Costlier sacrificial animals

Costlier sacrificial animals

Costlier sacrificial animals WITH the start of wholesale purchases of cattle ahead of Eid-ul-Azha in Sindh, the prices of sacrificial animals have gone up.

According to market reports, compared to last year, this year wholesale buyers are paying at least Rs15,000-20,000 more for the purchase of an average bull. This will eventually lead to higher retail prices for buyers in the makeshift livestock bazaars, set up annually across the province.

In recent years, investors with stakes in other businesses have also entered the cattle trade; with some, according to traders, having set up their own farms to cater to the demand of both exports and sacrificial animals.


“The cost of animal fodder has been sky-rocketing in the last year, and is bound to affect the overall retail price of sacrificial animals this year”


“The cost of animal fodder has been sky-rocketing in the last year, and is bound to affect the overall retail price of sacrificial animals this year. Only the rate of only oilcake (animal feed) has recently dropped, otherwise even this going beyond our reach”, says Shahid Nagori, who has been in the cattle business for close to two decades.

For this year’s Eid sale, he expects the minimum price for a bull to be around Rs150,000 and the maximum price at around Rs400,000, depending on the weight of the animal. He attributes around Rs15,000-20,000 appreciation in wholesale prices, compared to that of last year, to inflation in the cost of breeding animals.

The livestock business is fast expanding on the periphery of various cities in the province. A large number of investors, according to the General Secretary Livestock Traders’ Association Latif Qureshi, have seized the business opportunity offered by the growing market for sacrificial animals. The special breeding and sale of healthy and fancy cows or bulls has a direct bearing on the overall price trend on the eve of Eid-ul-Azha, he adds.

Bulk purchases of animals by religious seminaries, which offer a collective slaughtering facility to the faithful, are also a fast growing activity. Qureshi has bought 150 animals from the markets of Multan and Bahawalpur to be supplied to a Karachi-based seminary before Eid-ul-Azha. He says, 20pc of all cattle that reach Karachi’s cattle bazaar, Pakistan’s largest, is exceptionally fattened and a fancy item for affluent buyers.

Another reason for the hike in prices is that meat exports are increasing and the gap between demand and supply fluctuates sharply. A Karachi-based meat supplier, Imran Zafar, believes that the sale of meat to restaurants and retailers has increased sharply.

Zafar opines that from Ramzan onwards until a fortnight post-Eid-ul-Azha, the normal supply and demand equilibrium is upset.
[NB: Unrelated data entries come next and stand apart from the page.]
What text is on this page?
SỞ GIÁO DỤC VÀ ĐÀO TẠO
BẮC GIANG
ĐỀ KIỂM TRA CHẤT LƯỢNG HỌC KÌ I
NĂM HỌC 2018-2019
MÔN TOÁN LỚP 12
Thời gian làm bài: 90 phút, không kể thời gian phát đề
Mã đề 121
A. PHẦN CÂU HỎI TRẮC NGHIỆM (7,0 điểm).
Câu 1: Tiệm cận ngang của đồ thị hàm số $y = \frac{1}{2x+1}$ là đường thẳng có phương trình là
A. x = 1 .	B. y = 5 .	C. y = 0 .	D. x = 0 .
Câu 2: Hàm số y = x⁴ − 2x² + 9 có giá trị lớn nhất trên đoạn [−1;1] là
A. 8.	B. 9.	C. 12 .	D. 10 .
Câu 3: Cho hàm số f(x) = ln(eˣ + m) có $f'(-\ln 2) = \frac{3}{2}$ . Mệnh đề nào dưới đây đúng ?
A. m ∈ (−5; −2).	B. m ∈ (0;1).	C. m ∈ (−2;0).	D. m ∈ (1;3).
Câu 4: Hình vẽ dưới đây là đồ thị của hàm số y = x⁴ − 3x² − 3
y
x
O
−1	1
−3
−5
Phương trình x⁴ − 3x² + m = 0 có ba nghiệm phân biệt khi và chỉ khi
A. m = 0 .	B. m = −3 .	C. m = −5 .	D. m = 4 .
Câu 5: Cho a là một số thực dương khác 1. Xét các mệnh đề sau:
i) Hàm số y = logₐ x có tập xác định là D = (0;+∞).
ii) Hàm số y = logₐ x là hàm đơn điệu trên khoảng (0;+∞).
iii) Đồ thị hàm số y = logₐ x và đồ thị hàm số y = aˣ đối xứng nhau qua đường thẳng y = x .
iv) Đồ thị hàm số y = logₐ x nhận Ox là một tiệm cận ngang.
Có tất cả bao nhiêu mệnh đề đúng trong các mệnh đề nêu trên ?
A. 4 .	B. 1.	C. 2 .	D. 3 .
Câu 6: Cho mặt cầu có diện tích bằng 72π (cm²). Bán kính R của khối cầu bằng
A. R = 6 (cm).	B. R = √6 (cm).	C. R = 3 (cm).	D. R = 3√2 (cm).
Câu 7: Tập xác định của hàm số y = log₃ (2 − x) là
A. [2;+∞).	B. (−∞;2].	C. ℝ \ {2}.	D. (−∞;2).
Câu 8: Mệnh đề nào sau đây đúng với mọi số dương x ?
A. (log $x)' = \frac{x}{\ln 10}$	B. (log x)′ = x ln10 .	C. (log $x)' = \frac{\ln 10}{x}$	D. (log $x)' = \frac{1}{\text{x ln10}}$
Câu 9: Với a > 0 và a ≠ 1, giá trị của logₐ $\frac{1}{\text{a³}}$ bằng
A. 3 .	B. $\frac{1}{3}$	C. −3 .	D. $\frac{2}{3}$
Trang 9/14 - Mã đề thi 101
The government needs to come up with some projects to encourage cattle pen owners to raise livestock production, he adds.

The government had formed the Livestock and Dairy Development Board (L&DDB) several years back under which breeding of quality cattle was being promoted with financial and technical assistance to farmers. The project has been wound up.

Abid Ali, manager of one of the largest seminaries’ in Hyderabad’s Latifabad area, says he has been advised to hire a contractor who may supply him with 350-400 animals for collective slaughtering at the mosque’s site for the three days of Eid-ul-Azha.

“We will pay the contractor for all the animals after weighing their collective weight and then determine the amount per kg of beef”, he says. He adds that his seminary wants to avoid the usual bazaar hassle and the management of animals for a fortnight or so. The contractor will arrange the supply just a day before Eid.

The wholesale markets for goats organised on a weekly basis have just begun to function in many districts. Traders buy goats from Benazirabad, Umerkot, Jhuddo, Badin, Saeedabad etc. Prices of goats are higher this season. This is likely to force more people to opt for collective sacrifice of cows in seminaries or mosques at a lower cost.

Qureshi claims he has purchased 1,250 goats (with anticipated 10kg each net meat) for Rs12,000 for a meat suppliers group. This shows that the meat of sacrificial goats would cost him Rs1200/1kg at wholesale price.

Proper breeding of goats is not common as generally individuals are involved in breeding and fattening of sacrificial goats. The price they demand is Rs40,000-Rs50,000 per goat. Sales of sheep in the market remains negligible but people, in some cases, do rear them domestically for Eid-ul-Azha.